European Parliament votes down draft GM proposal

Related tags Genetically modified food European union

The European Parliament has rejected the European Commission’s current proposals to allow individual countries to restrict or ban the sale and use of already approved genetically modified food and feed.

The proposal, which parallels an earlier laws that has allowed individual Member States to restrict the cultivation of GM crops by allowing countries also have the right to ban or restrict the sale of genetically modified food and feed products within their territory, was voted down by Members of European Parliament (MEPs) after its public health and food safety (ENVI) committee and Agriculture and Rural Development (AGRI) committee rejected the proposals last month.

Parliament followed the lead of its ENVI and AGRI committees by rejecting the proposal and calling for a new version.

Both pro-GM and anti-GM camps celebrated the rejection of the Commission bill – after both raised concerns when it was initially put forward in April.

EuropaBio, the European association for bio-industries, said the only viable solution for fixing the malfunctioning GMO approval system “is to authorise safe products within legally prescribed timelines, as is commonplace for all other categories of regulated products.”

The association has previously underlined the benefits that GM products have already brought to Europe and, and in April warned that legislation allowing country specific ban of foods and feed that contain GM products ‘would be a logistical nightmare’ and may limit the growth, competitiveness, and integrity of a European free market.

“If approved, such a proposal would undermine the internal market and farmers’ livelihoods and set off alarm bells for any innovative industry looking to invest in Europe,”​ said Leticia Gonçalves, Chairman of the Agri-Food Council of EuropaBio

Meanwhile, the anti-GM environmental group Greenpeace called the legislative proposal ‘ill-conceived’ – adding that under the proposal any national bans would have been impossible to defend in court against the EU’s internal market rules “because the Commission ruled out health or environmental concerns as legitimate justifications for an opt-out.”
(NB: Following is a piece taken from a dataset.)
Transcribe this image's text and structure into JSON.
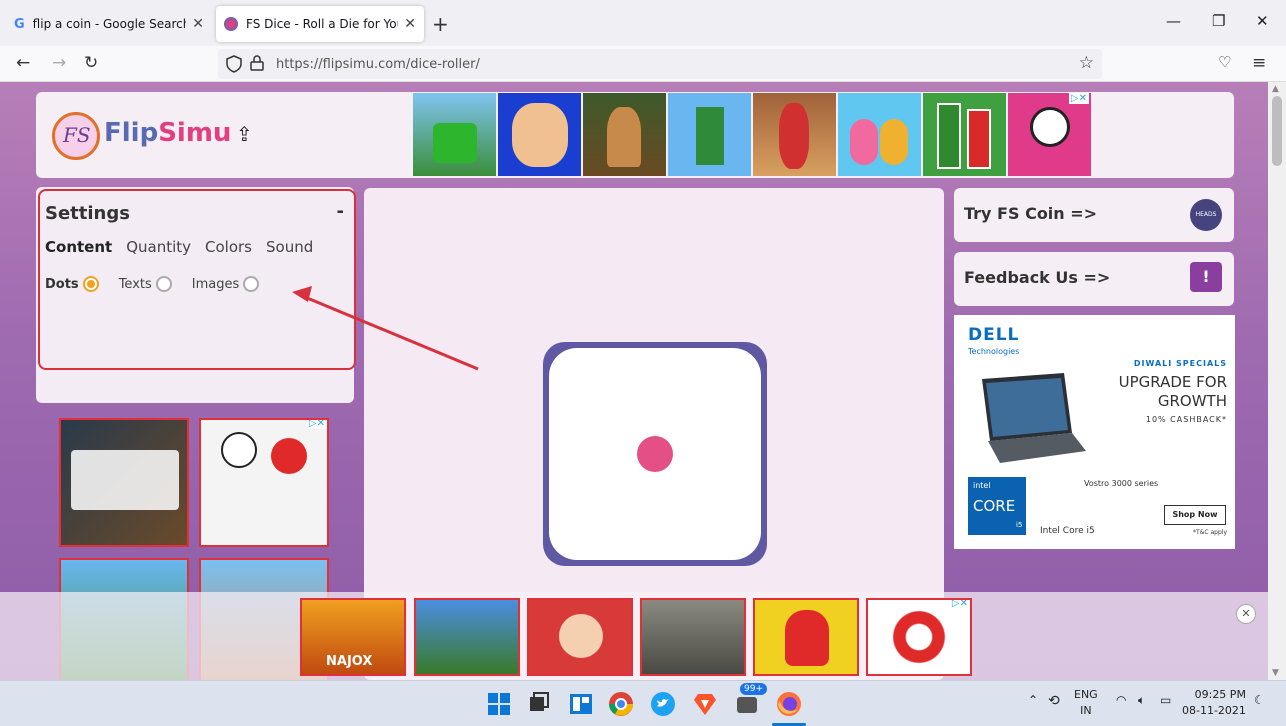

“Today’s vote is a resounding ‘no’ to the Commission’s plan to give EU governments a fake right to stop the use of GM food and animal feed on their territory,”​ said Franziska Achterberg, Greenpeace EU food policy director. “The Juncker Commission has promised to make the GM approval process more democratic, but failed to reform the authorisation rules. Instead, it retained its disproportionate powers to approve GM crops on the basis of incomplete risk assessments and against widespread public and political opposition”.